In-place allocations in DifferentialEquations

I am wondering why the code below allocates as much memory as it does despite using an in-place function definition. Is this normal or is there a way to avoid these allocations?

using DifferentialEquations

function odedef!(du,u,p,t)
    du[1] = - u[1] * u[3]
    du[2] = - u[2] * u[1]
    du[3] = - u[3] * u[2]
end

u0 = [1.0, 0.8, 0.5]
p = []
tspan = [0.0, 10.0]
t = collect(0:0.01:10) 

prob = ODEProblem(odedef!,u0,tspan,p,saveat=t) 
@time sol = solve(prob);

1.256520 seconds (3.78 M allocations: 163.340 MiB, 16.75% gc time)

The biggest issue is that you are measuring compilation time, and compilation involves a lot of allocation (not sure why). The second time you run @time sol = solve(prob); I’m only seeing 5.1k allocations. I believe they come from saving the solution output.

Also note that forcing the algorithm to save at regular time-steps will slow stuff down considerably. DifferentialEquations has put a ton of work into choosing time-steps adaptively to give you the best combination of accuracy and performance. Forcing regularly spaced time-steps won’t improve solution accuracy.

You’re telling it to allocate an array for every 0.01 time points.

I’m not sure if that’s it. When I reduce the number of time points to only 11 with t = collect(0:1:10) I still get about as many allocations:
1.349207 seconds (3.82 M allocations: 165.336 MiB, 2.94% gc time)

And also getting rid of saveat altogether does not seem to improve things:

using DifferentialEquations

function odedef!(du,u,p,t)
    du[1] = - u[1] * u[3]
    du[2] = - u[2] * u[1]
    du[3] = - u[3] * u[2]
end

u0 = [1.0, 0.8, 0.5]
p = []
tspan = [0.0, 10.0]

prob = ODEProblem(odedef!,u0,tspan,p)
@time sol = solve(prob);

1.338528 seconds (3.82 M allocations: 165.346 MiB, 2.63% gc time)

This is on Julia 1.5.2 and DifferentialEquations 6.15.0.

The millions of allocations are from compilation. If you run it again, you’ll see allocations drop dramatically.

The measured values were the ones I got after a few runs (not the first one) so this should not have included complilation. Somehow I am seeing more allocations than you.

Using saveat was supposed to emulate that my real time vector is unevenly spaced, but as mentioned in my other reply it does not seem to affect the result much.
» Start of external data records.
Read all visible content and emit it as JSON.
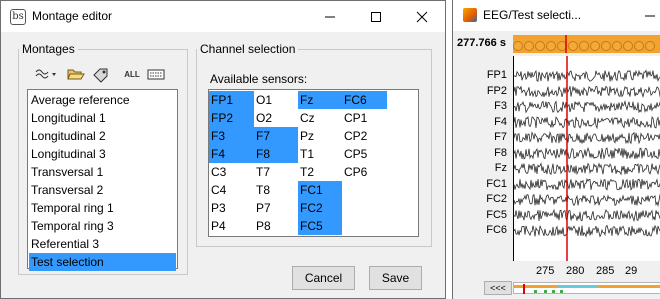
{
  "montage_window": {
    "title": "Montage editor",
    "montages_group": {
      "legend": "Montages",
      "toolbar_icons": [
        "waveform-dropdown-icon",
        "folder-open-icon",
        "tag-icon",
        "all-text-icon",
        "keyboard-icon"
      ],
      "all_label": "ALL",
      "items": [
        "Average reference",
        "Longitudinal 1",
        "Longitudinal 2",
        "Longitudinal 3",
        "Transversal 1",
        "Transversal 2",
        "Temporal ring 1",
        "Temporal ring 3",
        "Referential 3",
        "Test selection"
      ],
      "selected": "Test selection"
    },
    "channel_selection": {
      "legend": "Channel selection",
      "label": "Available sensors:",
      "columns": [
        [
          {
            "name": "FP1",
            "sel": true
          },
          {
            "name": "FP2",
            "sel": true
          },
          {
            "name": "F3",
            "sel": true
          },
          {
            "name": "F4",
            "sel": true
          },
          {
            "name": "C3",
            "sel": false
          },
          {
            "name": "C4",
            "sel": false
          },
          {
            "name": "P3",
            "sel": false
          },
          {
            "name": "P4",
            "sel": false
          }
        ],
        [
          {
            "name": "O1",
            "sel": false
          },
          {
            "name": "O2",
            "sel": false
          },
          {
            "name": "F7",
            "sel": true
          },
          {
            "name": "F8",
            "sel": true
          },
          {
            "name": "T7",
            "sel": false
          },
          {
            "name": "T8",
            "sel": false
          },
          {
            "name": "P7",
            "sel": false
          },
          {
            "name": "P8",
            "sel": false
          }
        ],
        [
          {
            "name": "Fz",
            "sel": true
          },
          {
            "name": "Cz",
            "sel": false
          },
          {
            "name": "Pz",
            "sel": false
          },
          {
            "name": "T1",
            "sel": false
          },
          {
            "name": "T2",
            "sel": false
          },
          {
            "name": "FC1",
            "sel": true
          },
          {
            "name": "FC2",
            "sel": true
          },
          {
            "name": "FC5",
            "sel": true
          }
        ],
        [
          {
            "name": "FC6",
            "sel": true
          },
          {
            "name": "CP1",
            "sel": false
          },
          {
            "name": "CP2",
            "sel": false
          },
          {
            "name": "CP5",
            "sel": false
          },
          {
            "name": "CP6",
            "sel": false
          }
        ]
      ]
    },
    "buttons": {
      "cancel": "Cancel",
      "save": "Save"
    }
  },
  "eeg_window": {
    "title": "EEG/Test selecti...",
    "time_readout": "277.766 s",
    "channels": [
      "FP1",
      "FP2",
      "F3",
      "F4",
      "F7",
      "F8",
      "Fz",
      "FC1",
      "FC2",
      "FC5",
      "FC6"
    ],
    "x_ticks": [
      "275",
      "280",
      "285",
      "29"
    ],
    "nav_label": "<<<",
    "colors": {
      "events": "#f2a32f",
      "cursor": "#e00000",
      "selection": "#3399ff",
      "signal": "#2a2a2a"
    }
  }
}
For the record, this is what I get after a restart of VS Code vs for the second run without any saveat:

using DifferentialEquations

function odedef!(du,u,p,t)
    du[1] = - u[1] * u[3]
    du[2] = - u[2] * u[1]
    du[3] = - u[3] * u[2]
end

u0 = [1.0, 0.8, 0.5]
p = []
tspan = [0.0, 10.0]

prob = ODEProblem(odedef!,u0,tspan,p)
@time sol = solve(prob);


First run after startup:
17.737284 seconds (64.88 M allocations: 3.198 GiB, 6.35% gc time)

Second run:
1.342455 seconds (3.82 M allocations: 165.346 MiB, 2.42% gc time)
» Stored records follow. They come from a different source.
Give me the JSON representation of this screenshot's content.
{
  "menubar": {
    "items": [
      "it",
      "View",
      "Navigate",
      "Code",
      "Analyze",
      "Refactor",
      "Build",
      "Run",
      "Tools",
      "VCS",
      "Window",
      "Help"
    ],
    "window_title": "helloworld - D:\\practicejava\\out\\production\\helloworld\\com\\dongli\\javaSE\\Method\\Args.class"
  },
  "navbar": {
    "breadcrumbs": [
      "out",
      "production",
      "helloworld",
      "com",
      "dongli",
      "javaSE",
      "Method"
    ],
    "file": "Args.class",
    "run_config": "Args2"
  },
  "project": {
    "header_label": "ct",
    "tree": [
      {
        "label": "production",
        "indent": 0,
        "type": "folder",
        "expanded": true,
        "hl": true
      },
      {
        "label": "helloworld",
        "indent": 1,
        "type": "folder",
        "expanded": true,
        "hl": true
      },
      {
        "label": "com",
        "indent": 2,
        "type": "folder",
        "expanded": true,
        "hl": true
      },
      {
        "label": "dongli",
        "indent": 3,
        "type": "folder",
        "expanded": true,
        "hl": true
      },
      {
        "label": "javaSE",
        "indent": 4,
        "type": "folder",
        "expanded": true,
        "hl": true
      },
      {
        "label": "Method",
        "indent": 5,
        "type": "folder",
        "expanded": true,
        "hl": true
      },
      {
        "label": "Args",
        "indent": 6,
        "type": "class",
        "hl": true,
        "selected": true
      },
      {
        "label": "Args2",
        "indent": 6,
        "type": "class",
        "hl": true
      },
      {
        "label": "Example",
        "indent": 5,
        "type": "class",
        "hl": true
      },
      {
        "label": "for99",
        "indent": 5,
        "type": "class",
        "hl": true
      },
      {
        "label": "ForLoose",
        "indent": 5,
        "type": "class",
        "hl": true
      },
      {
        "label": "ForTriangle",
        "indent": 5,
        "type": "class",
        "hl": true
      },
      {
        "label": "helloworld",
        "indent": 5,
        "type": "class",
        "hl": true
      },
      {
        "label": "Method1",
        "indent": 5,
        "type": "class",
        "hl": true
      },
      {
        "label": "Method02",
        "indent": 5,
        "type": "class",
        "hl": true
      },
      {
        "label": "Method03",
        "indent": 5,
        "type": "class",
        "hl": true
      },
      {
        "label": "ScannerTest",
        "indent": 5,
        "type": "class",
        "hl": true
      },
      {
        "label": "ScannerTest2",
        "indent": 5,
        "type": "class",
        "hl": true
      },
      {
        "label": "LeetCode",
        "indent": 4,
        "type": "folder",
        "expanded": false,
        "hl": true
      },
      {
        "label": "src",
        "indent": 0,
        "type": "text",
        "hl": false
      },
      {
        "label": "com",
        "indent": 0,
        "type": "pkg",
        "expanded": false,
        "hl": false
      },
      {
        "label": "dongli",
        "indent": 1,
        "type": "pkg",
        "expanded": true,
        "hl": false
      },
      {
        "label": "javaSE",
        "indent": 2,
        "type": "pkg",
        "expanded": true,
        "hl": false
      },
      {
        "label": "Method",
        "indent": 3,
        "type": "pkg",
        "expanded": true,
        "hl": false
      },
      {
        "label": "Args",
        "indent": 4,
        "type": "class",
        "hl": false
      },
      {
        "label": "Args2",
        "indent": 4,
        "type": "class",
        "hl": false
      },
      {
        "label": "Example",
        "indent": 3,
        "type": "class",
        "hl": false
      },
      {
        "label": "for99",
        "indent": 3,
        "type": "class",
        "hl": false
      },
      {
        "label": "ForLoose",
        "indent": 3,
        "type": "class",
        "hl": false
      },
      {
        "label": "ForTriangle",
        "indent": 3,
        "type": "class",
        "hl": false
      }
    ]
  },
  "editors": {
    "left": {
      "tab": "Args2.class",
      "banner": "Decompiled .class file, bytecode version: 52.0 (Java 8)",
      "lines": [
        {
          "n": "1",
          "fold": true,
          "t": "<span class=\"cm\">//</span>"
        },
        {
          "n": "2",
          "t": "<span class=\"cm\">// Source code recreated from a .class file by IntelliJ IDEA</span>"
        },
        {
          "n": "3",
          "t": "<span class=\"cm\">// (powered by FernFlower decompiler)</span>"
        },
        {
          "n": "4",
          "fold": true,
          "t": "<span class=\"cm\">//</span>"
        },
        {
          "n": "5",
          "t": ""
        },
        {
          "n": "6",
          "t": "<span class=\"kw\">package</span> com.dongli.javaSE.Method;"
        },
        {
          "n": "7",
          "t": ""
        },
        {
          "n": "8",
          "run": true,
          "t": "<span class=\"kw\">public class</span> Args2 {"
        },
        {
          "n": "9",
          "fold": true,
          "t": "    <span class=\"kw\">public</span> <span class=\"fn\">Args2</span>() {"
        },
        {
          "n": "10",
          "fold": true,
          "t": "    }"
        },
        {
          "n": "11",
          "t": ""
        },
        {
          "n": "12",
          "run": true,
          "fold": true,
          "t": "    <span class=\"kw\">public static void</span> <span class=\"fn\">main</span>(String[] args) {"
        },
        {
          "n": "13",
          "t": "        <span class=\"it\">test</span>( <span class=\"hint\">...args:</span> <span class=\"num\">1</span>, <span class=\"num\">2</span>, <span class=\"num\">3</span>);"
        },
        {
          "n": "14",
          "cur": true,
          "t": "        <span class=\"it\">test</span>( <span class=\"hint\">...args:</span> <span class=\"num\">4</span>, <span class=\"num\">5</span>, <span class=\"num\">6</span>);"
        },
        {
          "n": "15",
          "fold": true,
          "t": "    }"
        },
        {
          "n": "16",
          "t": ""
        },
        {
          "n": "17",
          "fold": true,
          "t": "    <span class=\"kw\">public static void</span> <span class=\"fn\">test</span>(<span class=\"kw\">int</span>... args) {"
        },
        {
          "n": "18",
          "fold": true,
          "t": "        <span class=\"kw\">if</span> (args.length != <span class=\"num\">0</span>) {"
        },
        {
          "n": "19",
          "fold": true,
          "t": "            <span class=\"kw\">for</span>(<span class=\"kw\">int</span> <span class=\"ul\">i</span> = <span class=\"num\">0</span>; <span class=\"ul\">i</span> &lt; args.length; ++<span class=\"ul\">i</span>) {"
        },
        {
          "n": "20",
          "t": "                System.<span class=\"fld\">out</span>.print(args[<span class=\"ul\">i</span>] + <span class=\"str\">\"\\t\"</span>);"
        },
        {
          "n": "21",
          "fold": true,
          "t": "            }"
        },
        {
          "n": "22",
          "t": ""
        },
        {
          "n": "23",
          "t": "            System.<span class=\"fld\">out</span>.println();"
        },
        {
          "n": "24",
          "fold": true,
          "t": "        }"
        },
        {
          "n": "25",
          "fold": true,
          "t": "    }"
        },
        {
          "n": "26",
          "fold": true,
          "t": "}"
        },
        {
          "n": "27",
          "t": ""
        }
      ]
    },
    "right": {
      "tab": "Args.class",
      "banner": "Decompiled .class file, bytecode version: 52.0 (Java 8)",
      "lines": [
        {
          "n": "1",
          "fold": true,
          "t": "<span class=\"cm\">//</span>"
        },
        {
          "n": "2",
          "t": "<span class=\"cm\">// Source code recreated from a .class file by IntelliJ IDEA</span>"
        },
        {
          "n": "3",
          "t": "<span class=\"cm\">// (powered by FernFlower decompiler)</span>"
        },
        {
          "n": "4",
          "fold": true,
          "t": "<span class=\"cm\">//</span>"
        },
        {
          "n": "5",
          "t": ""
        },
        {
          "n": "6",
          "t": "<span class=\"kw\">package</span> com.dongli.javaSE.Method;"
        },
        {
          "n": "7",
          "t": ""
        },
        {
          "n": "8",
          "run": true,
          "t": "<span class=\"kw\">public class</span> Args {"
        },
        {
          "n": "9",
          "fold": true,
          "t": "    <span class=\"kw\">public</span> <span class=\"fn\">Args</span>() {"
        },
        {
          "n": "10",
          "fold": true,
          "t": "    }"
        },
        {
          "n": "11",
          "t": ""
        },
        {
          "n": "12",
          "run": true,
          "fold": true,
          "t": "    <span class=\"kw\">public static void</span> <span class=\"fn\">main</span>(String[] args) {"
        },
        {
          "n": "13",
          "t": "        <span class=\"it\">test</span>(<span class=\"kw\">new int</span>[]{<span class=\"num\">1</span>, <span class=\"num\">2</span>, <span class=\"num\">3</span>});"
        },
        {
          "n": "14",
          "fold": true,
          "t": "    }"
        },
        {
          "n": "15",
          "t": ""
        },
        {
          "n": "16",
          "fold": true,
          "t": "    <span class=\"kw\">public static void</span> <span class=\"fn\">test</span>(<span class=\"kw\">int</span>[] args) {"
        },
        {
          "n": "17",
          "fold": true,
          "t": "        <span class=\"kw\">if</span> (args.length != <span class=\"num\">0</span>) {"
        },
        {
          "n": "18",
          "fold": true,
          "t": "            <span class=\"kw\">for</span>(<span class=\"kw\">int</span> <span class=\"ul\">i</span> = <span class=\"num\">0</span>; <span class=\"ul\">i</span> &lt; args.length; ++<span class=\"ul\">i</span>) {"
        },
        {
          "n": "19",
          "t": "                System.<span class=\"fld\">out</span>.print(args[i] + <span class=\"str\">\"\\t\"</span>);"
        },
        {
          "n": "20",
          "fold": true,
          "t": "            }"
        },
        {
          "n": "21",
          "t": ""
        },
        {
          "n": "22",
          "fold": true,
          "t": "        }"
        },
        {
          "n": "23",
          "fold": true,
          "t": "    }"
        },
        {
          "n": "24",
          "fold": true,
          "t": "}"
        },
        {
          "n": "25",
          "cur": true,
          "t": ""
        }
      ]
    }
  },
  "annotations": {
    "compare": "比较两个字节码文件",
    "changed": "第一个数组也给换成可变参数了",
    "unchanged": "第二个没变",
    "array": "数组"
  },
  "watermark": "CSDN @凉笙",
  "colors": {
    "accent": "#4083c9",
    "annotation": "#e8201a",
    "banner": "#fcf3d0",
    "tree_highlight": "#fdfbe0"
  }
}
I think I see what you mean now. If I only run the solve command the second time I get much less allocations: 0.000124 seconds (244 allocations: 24.438 KiB)
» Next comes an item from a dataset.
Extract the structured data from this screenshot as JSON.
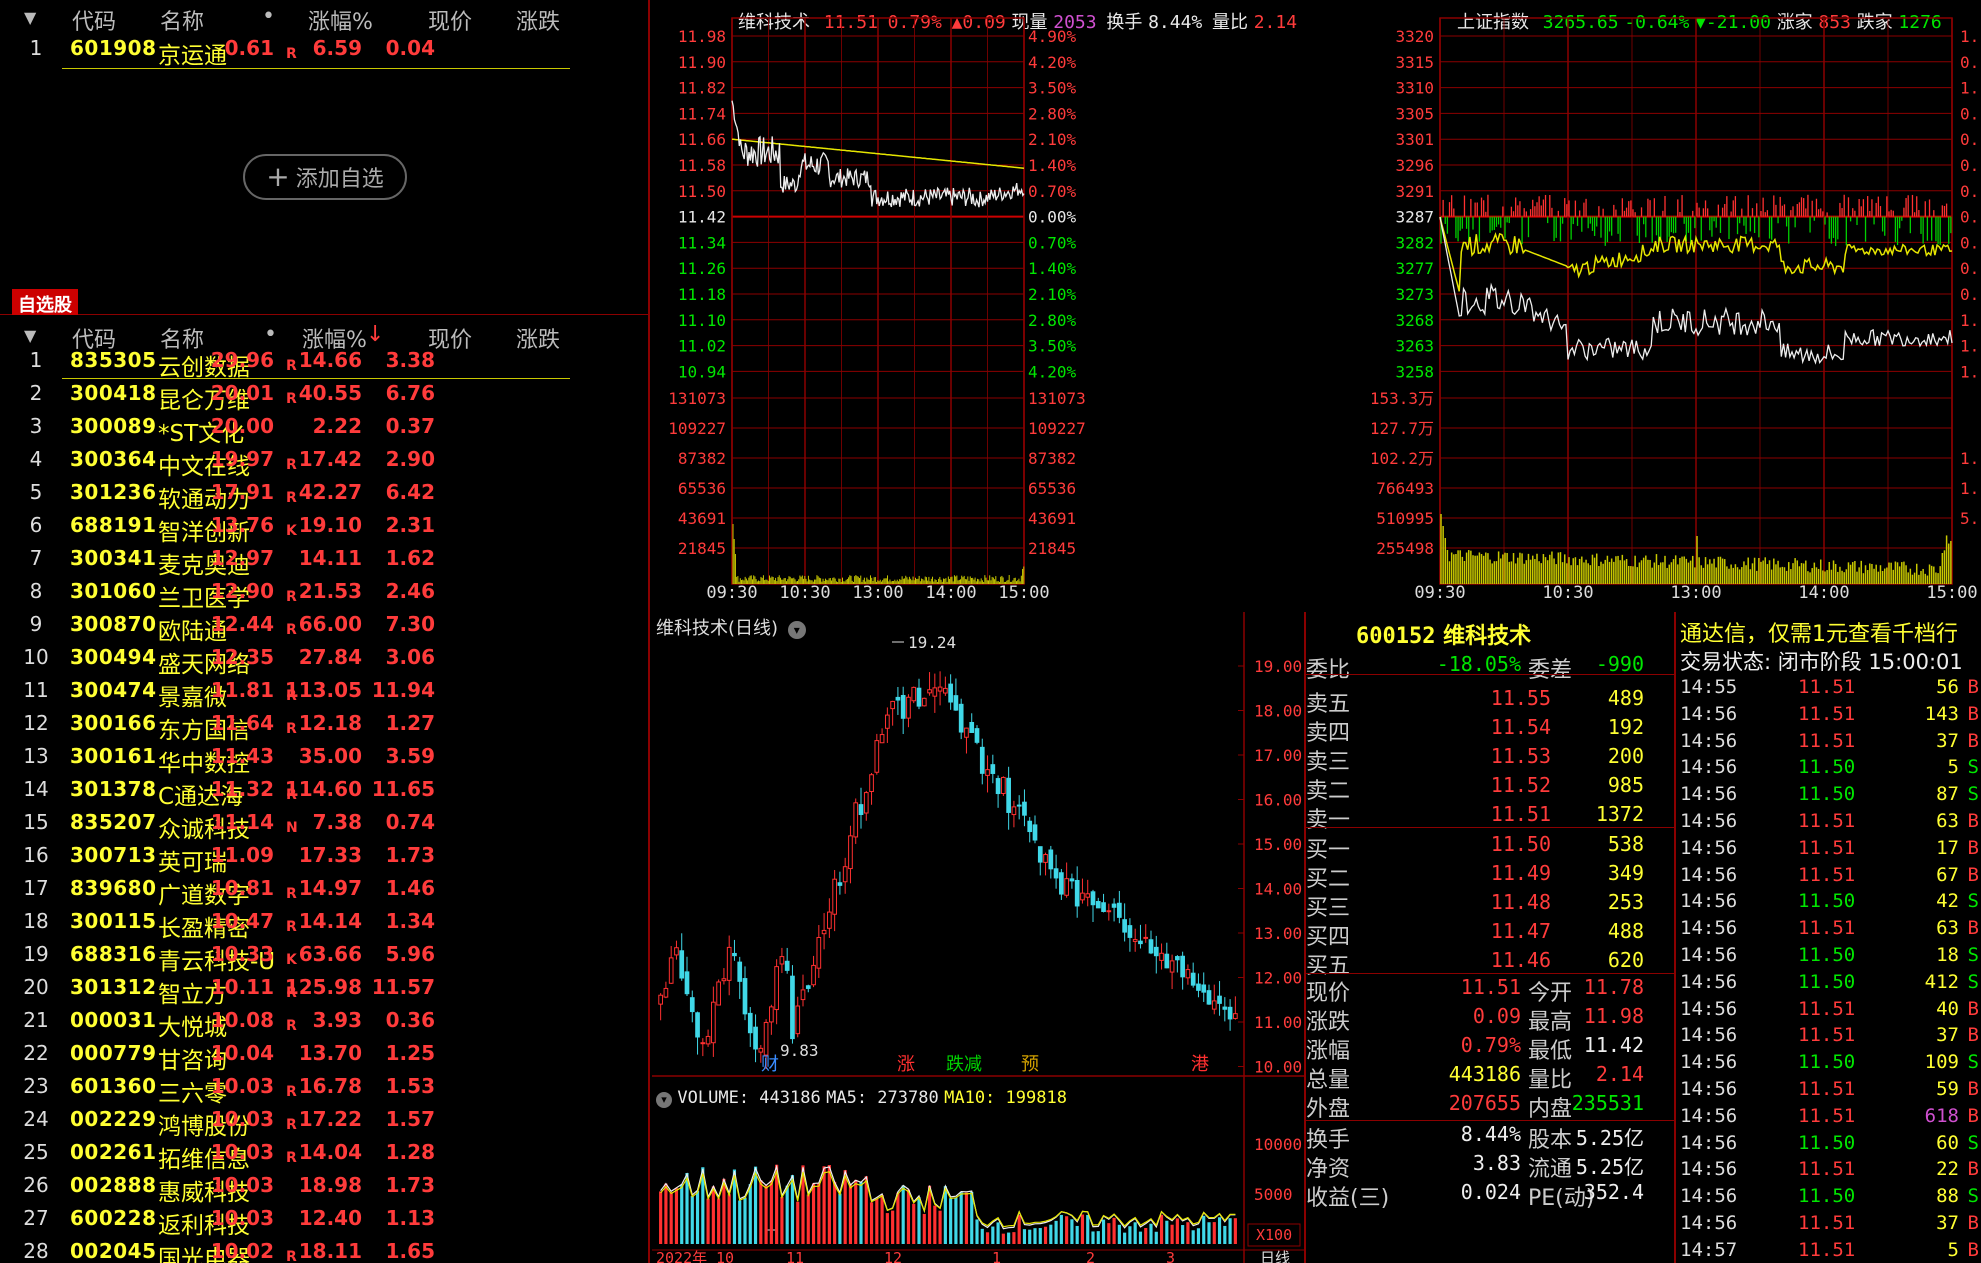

I suppose that means redefining odedef! (even if unchanged) forces recompilation? Thanks in any case, I think that solves it.

Yeah. The problem is that ODEProblem is specified on the definition of odedef!. Also, in general, it’s really hard to determine whether 2 functions are the same. That said, there might be low hanging fruit where for two textually identical functions, Julia might be able to be smarter in theory.

Just so I fully understand which changes trigger recompilation:

My observations:

  • when I change the values of any of the other inputs to ODEProblem (e.g. p) while keeping the type the same (e.g. Float64) this does not trigger recompilation
  • when I change the type of p this triggers recompilation once - presumably creating (compiling?) a new method?
  • when I declare odedef! again this triggers recompilation in any case.

Also, if I now embed the solve step in an outer function and call this outer function many times with different p, is there anything else I should keep in mind to avoid recompilation for every call to this outer function?

Nothing else to keep in mind. You won’t have recompilation as long as the types to your functions don’t change.